In conclusion, poor nutritional status was not uncommon in elderly people living at home in rural or urban areas in Chattogram District of Bangladesh. Rural, when compared to urban were more likely to be malnourished and functionally dependent. Higher age, low socio-economic status and multimorbidity were found to be independent factors for poor nutritional status. Moreover, few rural–urban variations exist in factors associated with nutritional status and chronic conditions. Understanding these rural–urban health disparities may help in developing better strategies to improve health of geriatric peoples in rural and urban areas.

Limitations

  1. Caution should be exercised in generalizing our study’s findings due to inclusion of the subjects from a single district of the southeastern part of Bangladesh.
  2. The sample size used in our study was relatively small.
  3. We couldn’t take data from elderly people who didn’t come to medical camp.
  4. Our data collection was dependent on the response of individual person and their relatives.
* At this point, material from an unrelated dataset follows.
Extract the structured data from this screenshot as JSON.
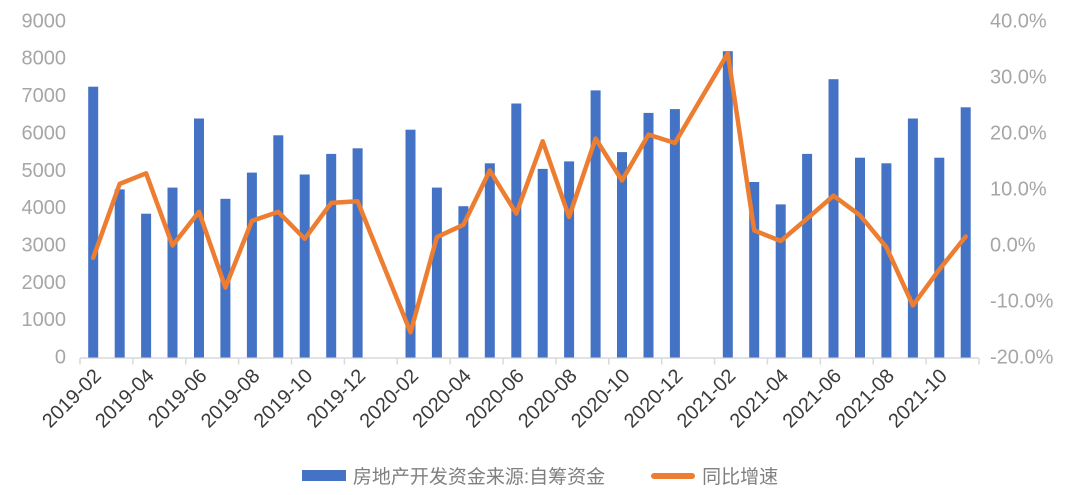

This could have led to both under and over reporting of some factors and comorbidity.

Recommendations

Health professional (Doctor, registered nurses, medical assistant etc.) should monitor the nutritional status of the elderly patients in order to participate in the reduction of the prevalence of malnutrition and its consequences. Strategies to increase both health-professional and public awareness of the nutritional and functional issues facing community dwelling older individuals and the development of targeted interventions to improve nutritional status and functional capacity are therefore important for the health and wellbeing of older. There is also have scope to do more research on geriatric nutritional status and functional capacity among wide range of areas.